If you’re using BitLocker, the second recovery option attempts to boot Windows into Safe Mode using the recovery key stored in your device’s TPM to automatically unlock the disk, as during a normal boot. Safe Mode loads the minimum set of drivers needed for Windows to boot, allowing you to locate and delete the CrowdStrike driver file without encountering the BSOD issue. The file is located at Windows/System32/Drivers/CrowdStrike/C-00000291*.sys on affected systems, or users can run “repair.cmd” from the USB drive to automate the fix.
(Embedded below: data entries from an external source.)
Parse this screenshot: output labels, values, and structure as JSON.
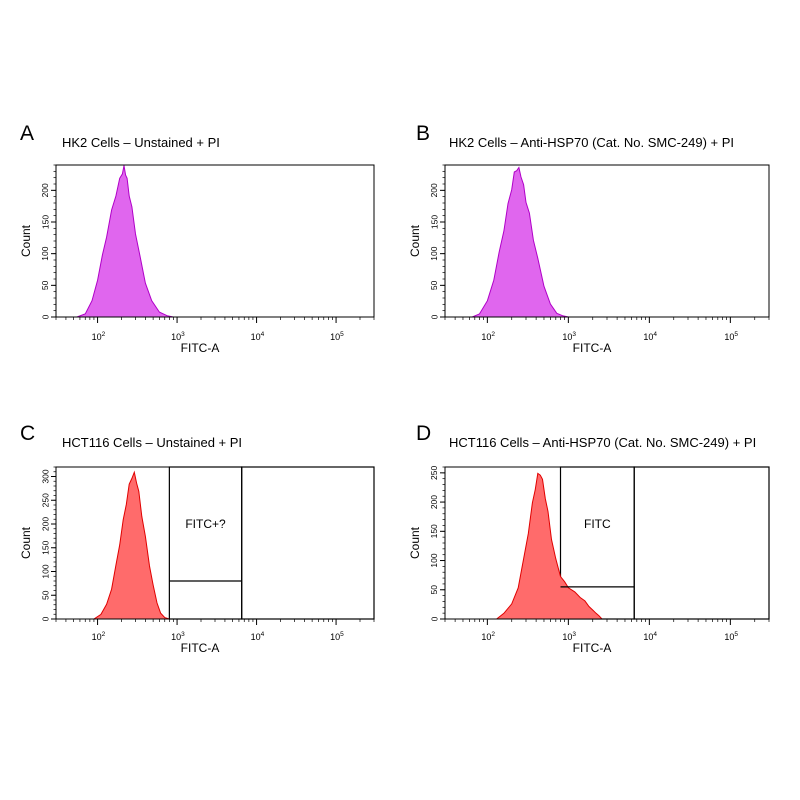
{
  "chart_data": [
    {
      "panel": "A",
      "type": "area",
      "title": "HK2 Cells – Unstained + PI",
      "xlabel": "FITC-A",
      "ylabel": "Count",
      "x_scale": "log",
      "xlim": [
        30,
        300000
      ],
      "xticks": [
        {
          "base": "10",
          "exp": "2"
        },
        {
          "base": "10",
          "exp": "3"
        },
        {
          "base": "10",
          "exp": "4"
        },
        {
          "base": "10",
          "exp": "5"
        }
      ],
      "ylim": [
        0,
        240
      ],
      "yticks": [
        0,
        50,
        100,
        150,
        200
      ],
      "fill_color": "#e066ee",
      "edge_color": "#b000c8",
      "series": [
        {
          "x": [
            55,
            70,
            85,
            100,
            115,
            130,
            150,
            170,
            190,
            205,
            215,
            225,
            235,
            250,
            270,
            300,
            340,
            400,
            480,
            600,
            750,
            900
          ],
          "y": [
            0,
            5,
            25,
            60,
            95,
            130,
            165,
            195,
            215,
            230,
            235,
            228,
            215,
            195,
            170,
            135,
            95,
            55,
            25,
            8,
            2,
            0
          ]
        }
      ],
      "gates": []
    },
    {
      "panel": "B",
      "type": "area",
      "title": "HK2 Cells – Anti-HSP70 (Cat. No. SMC-249) + PI",
      "xlabel": "FITC-A",
      "ylabel": "Count",
      "x_scale": "log",
      "xlim": [
        30,
        300000
      ],
      "xticks": [
        {
          "base": "10",
          "exp": "2"
        },
        {
          "base": "10",
          "exp": "3"
        },
        {
          "base": "10",
          "exp": "4"
        },
        {
          "base": "10",
          "exp": "5"
        }
      ],
      "ylim": [
        0,
        240
      ],
      "yticks": [
        0,
        50,
        100,
        150,
        200
      ],
      "fill_color": "#e066ee",
      "edge_color": "#b000c8",
      "series": [
        {
          "x": [
            65,
            80,
            100,
            120,
            140,
            160,
            180,
            200,
            215,
            230,
            245,
            260,
            280,
            300,
            330,
            370,
            420,
            500,
            600,
            720,
            850,
            1000
          ],
          "y": [
            0,
            5,
            25,
            60,
            100,
            140,
            175,
            205,
            225,
            235,
            232,
            225,
            205,
            185,
            160,
            125,
            90,
            50,
            20,
            6,
            2,
            0
          ]
        }
      ],
      "gates": []
    },
    {
      "panel": "C",
      "type": "area",
      "title": "HCT116 Cells – Unstained + PI",
      "xlabel": "FITC-A",
      "ylabel": "Count",
      "x_scale": "log",
      "xlim": [
        30,
        300000
      ],
      "xticks": [
        {
          "base": "10",
          "exp": "2"
        },
        {
          "base": "10",
          "exp": "3"
        },
        {
          "base": "10",
          "exp": "4"
        },
        {
          "base": "10",
          "exp": "5"
        }
      ],
      "ylim": [
        0,
        320
      ],
      "yticks": [
        0,
        50,
        100,
        150,
        200,
        250,
        300
      ],
      "fill_color": "#ff6b6b",
      "edge_color": "#e00000",
      "series": [
        {
          "x": [
            90,
            110,
            130,
            150,
            170,
            190,
            210,
            230,
            250,
            270,
            290,
            310,
            330,
            360,
            400,
            450,
            500,
            560,
            620,
            700,
            800
          ],
          "y": [
            0,
            10,
            30,
            65,
            110,
            160,
            205,
            245,
            280,
            300,
            305,
            290,
            265,
            220,
            170,
            115,
            70,
            35,
            12,
            3,
            0
          ]
        }
      ],
      "gates": [
        {
          "label": "FITC+?",
          "x": [
            800,
            6500
          ],
          "y_top": 320
        },
        {
          "label": "",
          "x": [
            6500,
            300000
          ],
          "y_top": 320
        }
      ],
      "gate_divider": {
        "x": [
          800,
          6500
        ],
        "y": 80
      }
    },
    {
      "panel": "D",
      "type": "area",
      "title": "HCT116 Cells – Anti-HSP70 (Cat. No. SMC-249) + PI",
      "xlabel": "FITC-A",
      "ylabel": "Count",
      "x_scale": "log",
      "xlim": [
        30,
        300000
      ],
      "xticks": [
        {
          "base": "10",
          "exp": "2"
        },
        {
          "base": "10",
          "exp": "3"
        },
        {
          "base": "10",
          "exp": "4"
        },
        {
          "base": "10",
          "exp": "5"
        }
      ],
      "ylim": [
        0,
        260
      ],
      "yticks": [
        0,
        50,
        100,
        150,
        200,
        250
      ],
      "fill_color": "#ff6b6b",
      "edge_color": "#e00000",
      "series": [
        {
          "x": [
            130,
            160,
            200,
            240,
            280,
            320,
            360,
            390,
            420,
            450,
            480,
            520,
            560,
            620,
            700,
            800,
            900,
            1000,
            1200,
            1400,
            1600,
            1800,
            2000,
            2200,
            2400,
            2600
          ],
          "y": [
            0,
            10,
            25,
            55,
            100,
            150,
            195,
            225,
            245,
            250,
            235,
            210,
            180,
            140,
            100,
            75,
            62,
            55,
            45,
            38,
            30,
            22,
            15,
            10,
            5,
            0
          ]
        }
      ],
      "gates": [
        {
          "label": "FITC",
          "x": [
            800,
            6500
          ],
          "y_top": 260
        },
        {
          "label": "",
          "x": [
            6500,
            300000
          ],
          "y_top": 260
        }
      ],
      "gate_divider": {
        "x": [
          800,
          6500
        ],
        "y": 55
      }
    }
  ]
}
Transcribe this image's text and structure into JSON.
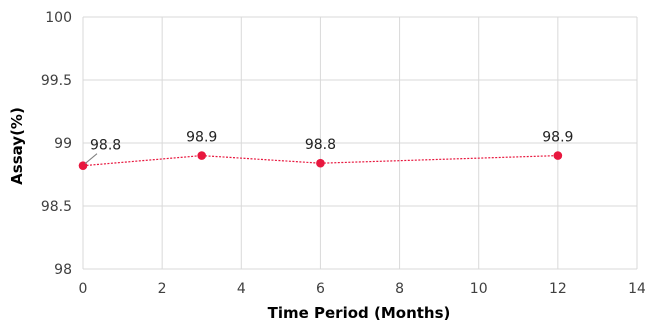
{
  "chart_data": {
    "type": "scatter",
    "xlabel": "Time Period (Months)",
    "ylabel": "Assay(%)",
    "xlim": [
      0,
      14
    ],
    "ylim": [
      98,
      100
    ],
    "x_ticks": [
      0,
      2,
      4,
      6,
      8,
      10,
      12,
      14
    ],
    "y_ticks": [
      98,
      98.5,
      99,
      99.5,
      100
    ],
    "y_tick_labels": [
      "98",
      "98.5",
      "99",
      "99.5",
      "100"
    ],
    "grid": true,
    "series": [
      {
        "color": "#e8173e",
        "points": [
          {
            "x": 0,
            "y": 98.82,
            "label": "98.8"
          },
          {
            "x": 3,
            "y": 98.9,
            "label": "98.9"
          },
          {
            "x": 6,
            "y": 98.84,
            "label": "98.8"
          },
          {
            "x": 12,
            "y": 98.9,
            "label": "98.9"
          }
        ]
      }
    ]
  }
}
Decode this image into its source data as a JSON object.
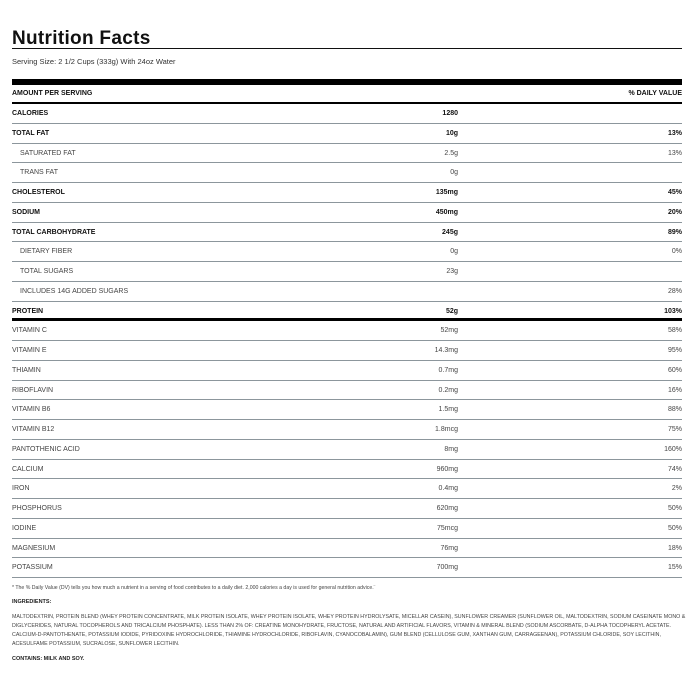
{
  "title": "Nutrition Facts",
  "serving_size": "Serving Size: 2 1/2 Cups (333g) With 24oz Water",
  "header": {
    "amount_label": "AMOUNT PER SERVING",
    "dv_label": "% DAILY VALUE"
  },
  "rows": [
    {
      "name": "CALORIES",
      "amount": "1280",
      "dv": "",
      "style": "bold"
    },
    {
      "name": "TOTAL FAT",
      "amount": "10g",
      "dv": "13%",
      "style": "bold"
    },
    {
      "name": "SATURATED FAT",
      "amount": "2.5g",
      "dv": "13%",
      "style": "indent"
    },
    {
      "name": "TRANS FAT",
      "amount": "0g",
      "dv": "",
      "style": "indent"
    },
    {
      "name": "CHOLESTEROL",
      "amount": "135mg",
      "dv": "45%",
      "style": "bold"
    },
    {
      "name": "SODIUM",
      "amount": "450mg",
      "dv": "20%",
      "style": "bold"
    },
    {
      "name": "TOTAL CARBOHYDRATE",
      "amount": "245g",
      "dv": "89%",
      "style": "bold"
    },
    {
      "name": "DIETARY FIBER",
      "amount": "0g",
      "dv": "0%",
      "style": "indent"
    },
    {
      "name": "TOTAL SUGARS",
      "amount": "23g",
      "dv": "",
      "style": "indent"
    },
    {
      "name": "INCLUDES 14G ADDED SUGARS",
      "amount": "",
      "dv": "28%",
      "style": "indent"
    },
    {
      "name": "PROTEIN",
      "amount": "52g",
      "dv": "103%",
      "style": "bold thick"
    },
    {
      "name": "VITAMIN C",
      "amount": "52mg",
      "dv": "58%",
      "style": ""
    },
    {
      "name": "VITAMIN E",
      "amount": "14.3mg",
      "dv": "95%",
      "style": ""
    },
    {
      "name": "THIAMIN",
      "amount": "0.7mg",
      "dv": "60%",
      "style": ""
    },
    {
      "name": "RIBOFLAVIN",
      "amount": "0.2mg",
      "dv": "16%",
      "style": ""
    },
    {
      "name": "VITAMIN B6",
      "amount": "1.5mg",
      "dv": "88%",
      "style": ""
    },
    {
      "name": "VITAMIN B12",
      "amount": "1.8mcg",
      "dv": "75%",
      "style": ""
    },
    {
      "name": "PANTOTHENIC ACID",
      "amount": "8mg",
      "dv": "160%",
      "style": ""
    },
    {
      "name": "CALCIUM",
      "amount": "960mg",
      "dv": "74%",
      "style": ""
    },
    {
      "name": "IRON",
      "amount": "0.4mg",
      "dv": "2%",
      "style": ""
    },
    {
      "name": "PHOSPHORUS",
      "amount": "620mg",
      "dv": "50%",
      "style": ""
    },
    {
      "name": "IODINE",
      "amount": "75mcg",
      "dv": "50%",
      "style": ""
    },
    {
      "name": "MAGNESIUM",
      "amount": "76mg",
      "dv": "18%",
      "style": ""
    },
    {
      "name": "POTASSIUM",
      "amount": "700mg",
      "dv": "15%",
      "style": ""
    }
  ],
  "footnote": "* The % Daily Value (DV) tells you how much a nutrient in a serving of food contributes to a daily diet. 2,000 calories a day is used for general nutrition advice.¨",
  "ingredients_heading": "INGREDIENTS:",
  "ingredients": "MALTODEXTRIN, PROTEIN BLEND (WHEY PROTEIN CONCENTRATE, MILK PROTEIN ISOLATE, WHEY PROTEIN ISOLATE, WHEY PROTEIN HYDROLYSATE, MICELLAR CASEIN), SUNFLOWER CREAMER (SUNFLOWER OIL, MALTODEXTRIN, SODIUM CASEINATE MONO & DIGLYCERIDES, NATURAL TOCOPHEROLS AND TRICALCIUM PHOSPHATE). LESS THAN 2% OF: CREATINE MONOHYDRATE, FRUCTOSE, NATURAL AND ARTIFICIAL FLAVORS, VITAMIN & MINERAL BLEND (SODIUM ASCORBATE, D-ALPHA TOCOPHERYL ACETATE. CALCIUM-D-PANTOTHENATE, POTASSIUM IODIDE, PYRIDOXINE HYDROCHLORIDE, THIAMINE HYDROCHLORIDE, RIBOFLAVIN, CYANOCOBALAMIN), GUM BLEND (CELLULOSE GUM, XANTHAN GUM, CARRAGEENAN), POTASSIUM CHLORIDE, SOY LECITHIN, ACESULFAME POTASSIUM, SUCRALOSE, SUNFLOWER LECITHIN.",
  "contains": "CONTAINS: MILK AND SOY."
}
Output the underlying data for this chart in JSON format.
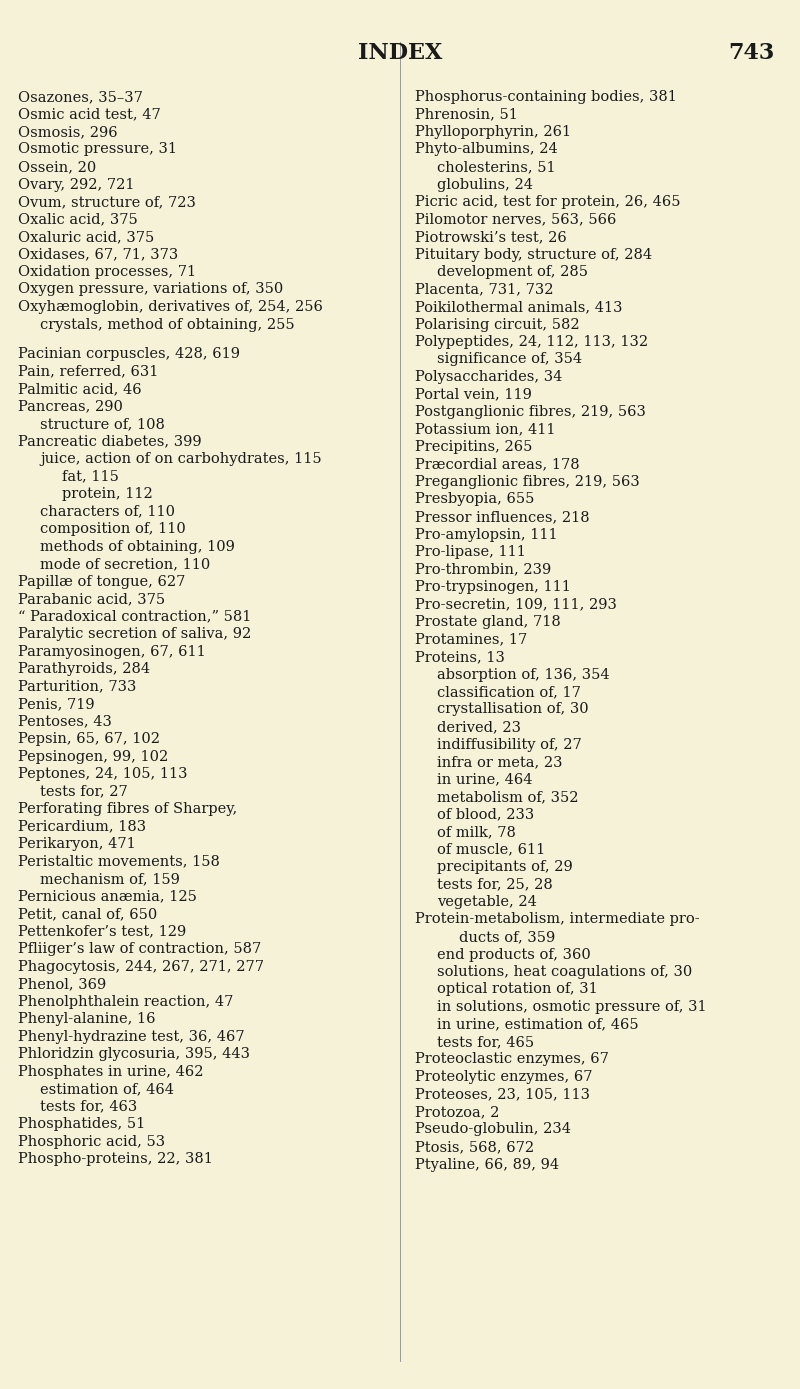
{
  "background_color": "#f5f2d8",
  "title": "INDEX",
  "page_number": "743",
  "title_fontsize": 16,
  "text_fontsize": 10.5,
  "left_column": [
    "Osazones, 35–37",
    "Osmic acid test, 47",
    "Osmosis, 296",
    "Osmotic pressure, 31",
    "Ossein, 20",
    "Ovary, 292, 721",
    "Ovum, structure of, 723",
    "Oxalic acid, 375",
    "Oxaluric acid, 375",
    "Oxidases, 67, 71, 373",
    "Oxidation processes, 71",
    "Oxygen pressure, variations of, 350",
    "Oxyhæmoglobin, derivatives of, 254, 256",
    "I    crystals, method of obtaining, 255",
    "",
    "Pacinian corpuscles, 428, 619",
    "Pain, referred, 631",
    "Palmitic acid, 46",
    "Pancreas, 290",
    "I    structure of, 108",
    "Pancreatic diabetes, 399",
    "I    juice, action of on carbohydrates, 115",
    "II        fat, 115",
    "II        protein, 112",
    "I    characters of, 110",
    "I    composition of, 110",
    "I    methods of obtaining, 109",
    "I    mode of secretion, 110",
    "Papillæ of tongue, 627",
    "Parabanic acid, 375",
    "“ Paradoxical contraction,” 581",
    "Paralytic secretion of saliva, 92",
    "Paramyosinogen, 67, 611",
    "Parathyroids, 284",
    "Parturition, 733",
    "Penis, 719",
    "Pentoses, 43",
    "Pepsin, 65, 67, 102",
    "Pepsinogen, 99, 102",
    "Peptones, 24, 105, 113",
    "I    tests for, 27",
    "Perforating fibres of Sharpey,",
    "Pericardium, 183",
    "Perikaryon, 471",
    "Peristaltic movements, 158",
    "I    mechanism of, 159",
    "Pernicious anæmia, 125",
    "Petit, canal of, 650",
    "Pettenkofer’s test, 129",
    "Pfliiger’s law of contraction, 587",
    "Phagocytosis, 244, 267, 271, 277",
    "Phenol, 369",
    "Phenolphthalein reaction, 47",
    "Phenyl-alanine, 16",
    "Phenyl-hydrazine test, 36, 467",
    "Phloridzin glycosuria, 395, 443",
    "Phosphates in urine, 462",
    "I    estimation of, 464",
    "I    tests for, 463",
    "Phosphatides, 51",
    "Phosphoric acid, 53",
    "Phospho-proteins, 22, 381"
  ],
  "right_column": [
    "Phosphorus-containing bodies, 381",
    "Phrenosin, 51",
    "Phylloporphyrin, 261",
    "Phyto-albumins, 24",
    "I    cholesterins, 51",
    "I    globulins, 24",
    "Picric acid, test for protein, 26, 465",
    "Pilomotor nerves, 563, 566",
    "Piotrowski’s test, 26",
    "Pituitary body, structure of, 284",
    "I    development of, 285",
    "Placenta, 731, 732",
    "Poikilothermal animals, 413",
    "Polarising circuit, 582",
    "Polypeptides, 24, 112, 113, 132",
    "I    significance of, 354",
    "Polysaccharides, 34",
    "Portal vein, 119",
    "Postganglionic fibres, 219, 563",
    "Potassium ion, 411",
    "Precipitins, 265",
    "Præcordial areas, 178",
    "Preganglionic fibres, 219, 563",
    "Presbyopia, 655",
    "Pressor influences, 218",
    "Pro-amylopsin, 111",
    "Pro-lipase, 111",
    "Pro-thrombin, 239",
    "Pro-trypsinogen, 111",
    "Pro-secretin, 109, 111, 293",
    "Prostate gland, 718",
    "Protamines, 17",
    "Proteins, 13",
    "I    absorption of, 136, 354",
    "I    classification of, 17",
    "I    crystallisation of, 30",
    "I    derived, 23",
    "I    indiffusibility of, 27",
    "I    infra or meta, 23",
    "I    in urine, 464",
    "I    metabolism of, 352",
    "I    of blood, 233",
    "I    of milk, 78",
    "I    of muscle, 611",
    "I    precipitants of, 29",
    "I    tests for, 25, 28",
    "I    vegetable, 24",
    "Protein-metabolism, intermediate pro-",
    "II        ducts of, 359",
    "I    end products of, 360",
    "I    solutions, heat coagulations of, 30",
    "I    optical rotation of, 31",
    "I    in solutions, osmotic pressure of, 31",
    "I    in urine, estimation of, 465",
    "I    tests for, 465",
    "Proteoclastic enzymes, 67",
    "Proteolytic enzymes, 67",
    "Proteoses, 23, 105, 113",
    "Protozoa, 2",
    "Pseudo-globulin, 234",
    "Ptosis, 568, 672",
    "Ptyaline, 66, 89, 94"
  ]
}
CrowdStrike has set up a “remediation and guidance hub” for affected customers. As of Sunday, the company said it was “testing a new technique to accelerate impacted system remediation,” though it hasn’t shared more details yet. Other fixes include rebooting multiple times, manually deleting the affected file, or using Microsoft’s boot media to help automate the fix.
The CrowdStrike outage affected more than just flights and coffee orders. It impacted doctor’s offices and hospitals, 911 emergency services, hotel check-in and key card systems, and work-issued computers online when the flawed update was sent out. Microsoft has been working with Google Cloud Platform, Amazon Web Services, and other cloud providers to provide fixes for Windows virtual machines in their clouds.